Artsakh Human Rights Defender Gegham Stepanyan expects concrete actions from the international community, particularly from the UN regarding the Azerbaijani blockade of Artsakh.
He said that there are 1100 people stranded who are unable to either return to Armenia from Artsakh or from Armenia to Artsakh. This number includes 270 children. Schools in Artsakh are shut down amid gas supply cut-off.
Speaking about the UN, he said: “It is the third day and the international organization which was created for human rights and peace in the world hasn’t given any reaction or assessment.”
Geghamyan was participating in the 4th Global Forum Against the Crime of Genocide in Yerevan and notified UN officials in private conversations on the situation in Artsakh. He says that not getting a reaction from the UN is regrettable but he hopes that this mistake will soon be corrected.
“Of course calls are also important and have restraining significance, but this time concrete actions must be done. There is an opinion, a claim, that after all for the guarantee of the right to life of the people of Artsakh the UN must utilize international instruments, be it by providing an international mandate to the peacekeepers or opening various UN agencies in Stepanakert. After all, there is a place on Earth called Nagorno Karabakh, where people live, and these people have rights, and the international community must ensure the exercise of this right,” he said.

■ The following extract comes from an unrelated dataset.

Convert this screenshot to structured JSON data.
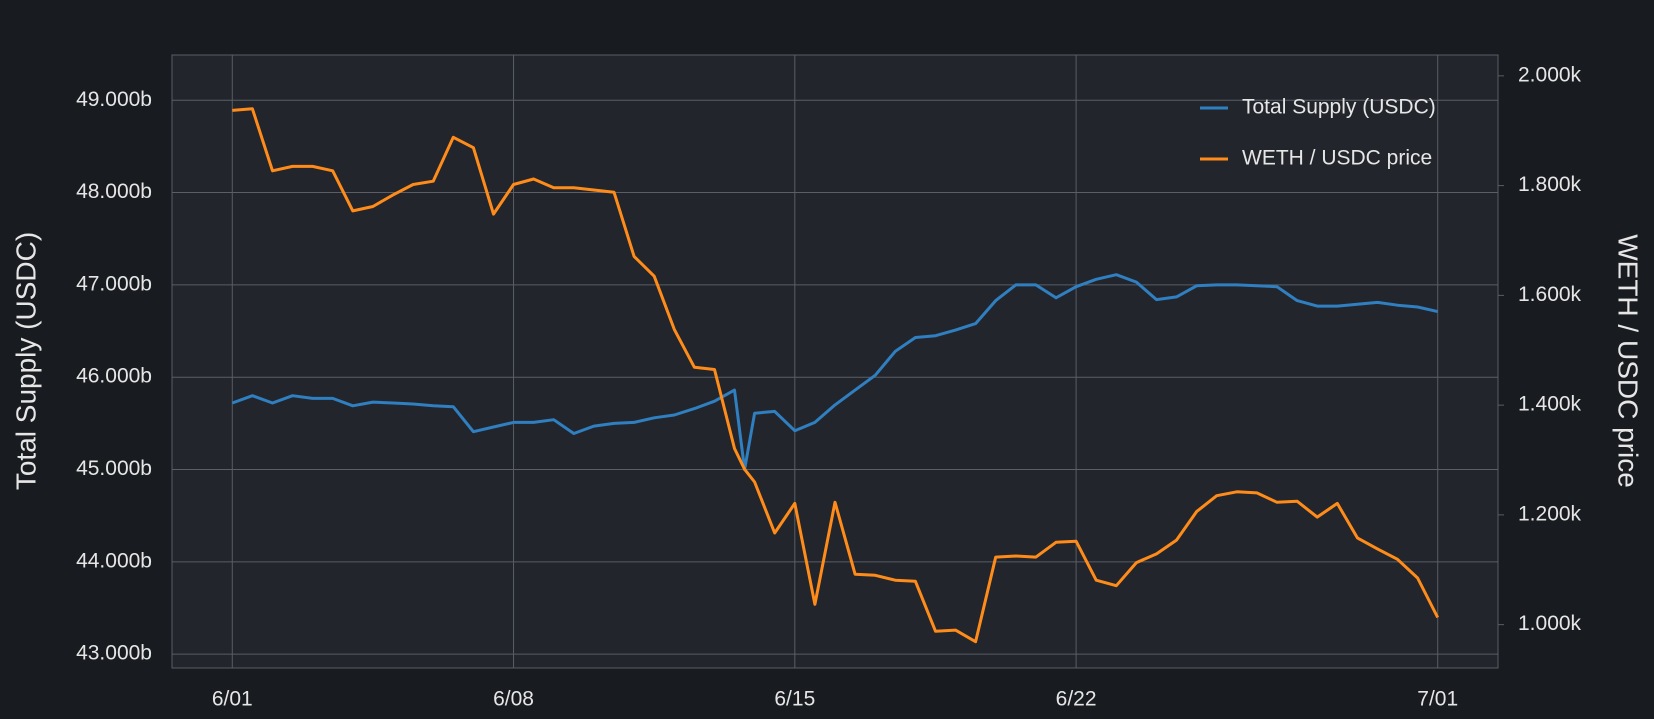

He said that those responsible for the situation are the parties who signed the trilateral statement who are guarantors for people to return and live in Artsakh. But leaving the responsibility only on the signatories of the statement is not right because international law has the principle of the responsibility to protect which implies that if a nation is facing the threat of genocide or ethnic cleansing the international community has to interfere.